Hellëf Doheem: Où en est la réforme de l’assurance-dépendance?

Dès l’annonce de l’imminence d’un plan social à la Stëftung Hellëf Doheem, vendredi passé, l’ OGB-L dénonçait « le prétexte d’une situation financière difficile, mais tout a à fait opaque et pour laquelle il manquait tout document ».

Le syndicat indépendant craint derrière cette annonce une nouvelle attaque contre les salaires du secteur aides et soins, liés à la fonction publique et qui bénéficient donc de l’augmentation votée en mars à la Chambre.

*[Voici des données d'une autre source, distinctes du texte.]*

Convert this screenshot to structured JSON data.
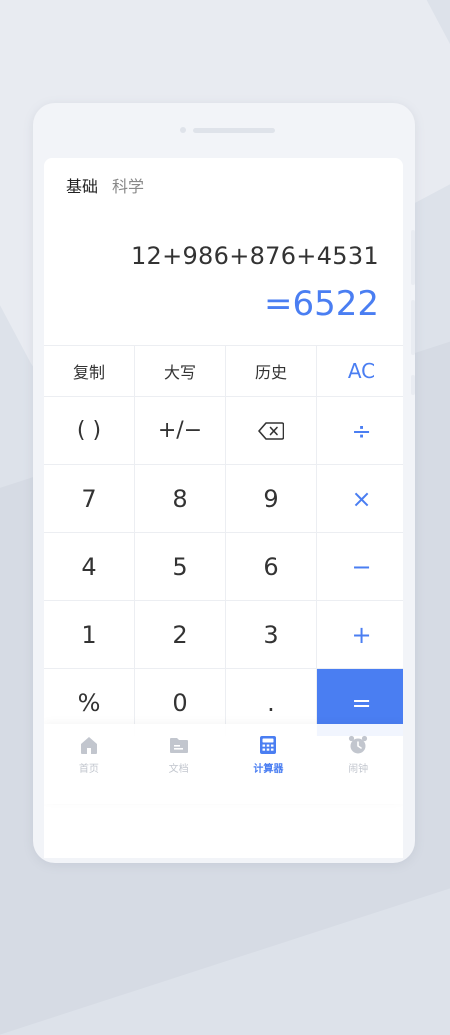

Une première entrevue a eu lieu ce matin antre  la direction et la délégation du personnel. Une deuxième est prévue vendredi. Pour donner du poids à ses revendications – aucune suppression de poste – l’OGB-L organise, ce jeudi 4 juin, une réunion de protestation à 18.00h à la Maison du peuple à Esch-sur-Alzette.

Secteur en crise

Le CSV s’intéresse aussi au dossier. Le président Marc Spautz y va de sa question parlementaire au ministre de la Sécurité sociale, Romain Schneider. L’ancien syndicaliste demande si le conseil de gouvernement entend déclarer le secteur des soins en crise, comme le prévoit le code du travail. Rappelons que dans son annonce, la Hellëf Doheem mettait en avant des difficultés financières dans tout le secteur.

Spautz aimerait aussi qu’on discute d’un plan de maintien dans l’emploi avant de préparer un plan social et s’inquiète de la situation des autres prestataires.

Pour toucher le cœur du problème, il s’enquiert surtout de l’état d’avancement de la réforme de l’assurance dépendance.

Le programme gouvernemental prévoit en effet une réforme structurelle de l’assurance dépendance « permettant la maîtrise globale de l’évolution des dépenses et des prestations, tout en assurant la qualité des soins fournis ». Un débat de consultation a eu lieu à la Chambre des députés le 8 juillet 2014 et les négociations se sont poursuivies avec les acteurs du secteur. La mise en vigueur de la réforme était annoncée pour début 2016.

Le maillon principal devrait en être la révision de la procédure d’évaluation des aides et soins requis par les personnes dépendantes. Un regroupement des actes et une forfaitisation de la prise en charge sont envisagés, calculés d’après un modèle par classes de dépendance. La facturation à l’acte serait abandonnée, car jugée trop complexe et peu efficiente.

L’annonce du plan social – mettant 90 postes en jeu – de la Stëftung Hellëf Doheem s’inscrit aussi dans ce contexte.